Assessments showed suboptimal stent implantation in 31% (hazard ratio [HR]: 7.17; P=.001)of the legions. The OCT showed in-stent minimum lumen area (MLA) of <4.5 mm2 in 23.4% (P<.001) of stented lesions. There was also evidence of edge dissection in 12.7% (P=.013) of lesions, in-stent lumen underexpansion in 23.7% (P=.07), malapposition in 49.3% (P=.85), intrastent plaque/thrombus protrusion (HR: 1.00; P=.83) in 29.4%, and reference lumen narrowing in 7.5% (P<.001).

After a 319-day median follow-up period, the data revealed a 12.6% MACE rate with 2.9% all-cause mortality, 7.7% caused by nonfatal myocardial infarction (MI), and 6.7% caused by target lesion revascularization.

Data showed that 82% of adverse events occurred within the first 12 months after the procedure.

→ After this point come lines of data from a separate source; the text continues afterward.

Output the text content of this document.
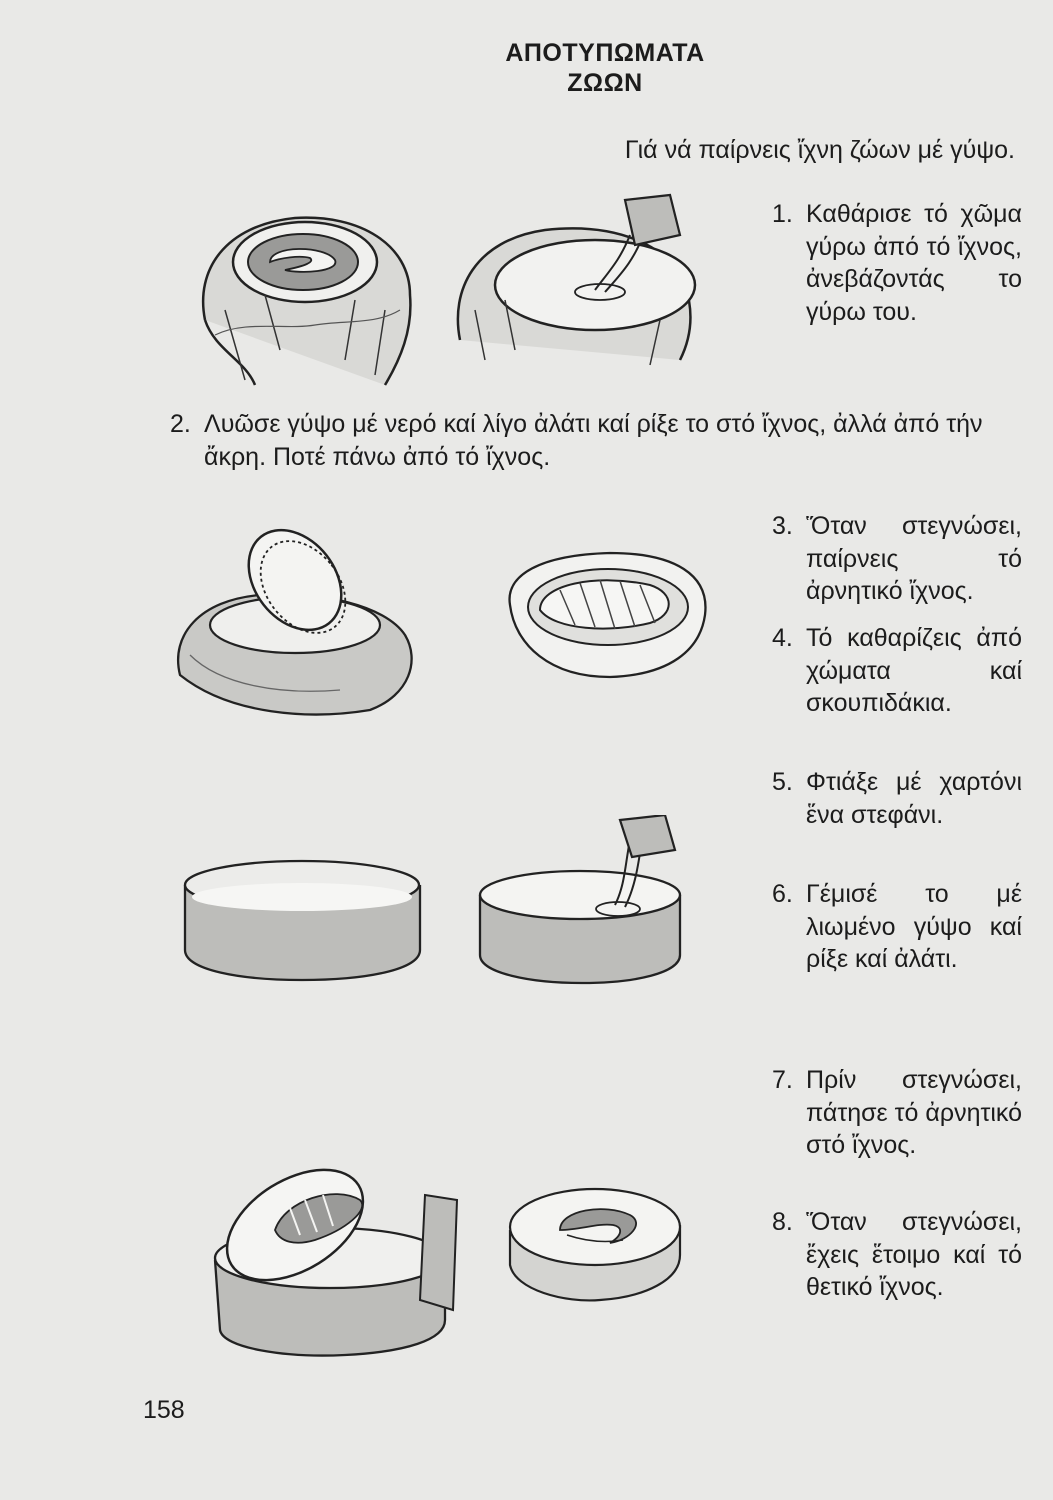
ΑΠΟΤΥΠΩΜΑΤΑ
ΖΩΩΝ
Γιά νά παίρνεις ἴχνη ζώων μέ γύψο.
1. Καθάρισε τό χῶμα γύρω ἀπό τό ἴχνος, ἀνεβάζοντάς το γύρω του.
2. Λυῶσε γύψο μέ νερό καί λίγο ἀλάτι καί ρίξε το στό ἴχνος, ἀλλά ἀπό τήν ἄκρη. Ποτέ πάνω ἀπό τό ἴχνος.
3. Ὅταν στεγνώσει, παίρνεις τό ἀρνητικό ἴχνος.
4. Τό καθαρίζεις ἀπό χώματα καί σκουπιδάκια.
5. Φτιάξε μέ χαρτόνι ἕνα στεφάνι.
6. Γέμισέ το μέ λιωμένο γύψο καί ρίξε καί ἀλάτι.
7. Πρίν στεγνώσει, πάτησε τό ἀρνητικό στό ἴχνος.
8. Ὅταν στεγνώσει, ἔχεις ἕτοιμο καί τό θετικό ἴχνος.
158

Patients with MACE during the follow-up had a lower left ventricular ejection fraction of 52% compared with 55% for patients who did not experience a cardiac event.  Patients with MACE also had more frequent NSTEMI diagnoses (19.1% vs 7.7%; P<.001), a higher rate of MI (32.4% vs 17.9%; P<.001)), and a higher rate of multivessel disease (65.7% vs 50.8%; P=.024).

Patients with MACE was associated with more bare metal stent (BMS) use during the procedure (34.4% vs 20.0%; P=.002), more treatment of a left main (9.6% vs 4.1%; P=.012), ostial lesion (8.8% vs 4.8%; P=.048), angiographically ambiguous lesion (13.6% vs 8.0%; P=.023), or in-stent restenosis lesion (7.2% vs 3.3%; P=.045).

There was also a significantly higher incidence rate of suboptimal stent deployment in lesions associated with an adverse event (59.2% vs 26.9%; P<.001).

“Stented segments exhibiting a narrowing at the reference lumen area <4.5 mm2 in the presence of significant plaque experienced a worse outcome, with the risk of MACE approximately 5 times higher regardless of the location,” the authors noted.

According to the researchers, data were not unexpected because plaque burden identified by intravascular ultrasound at stent margins represents a well-known risk factor for late restenosis and thrombosis. OCT treatment and reformability require additional research because some OCT findings suggest poor cardiac outcome, they concluded.

Reference

  1. Prati F, Romagnoli E, Burzotta F, et al. Clinical Impact of OCT Findings During PCI: The CLI-OPCI II Study. J Am Coll Cardiol. 2015;8(11):1297-1305. doi: 10.1016/j.jcmg.2015.08.013.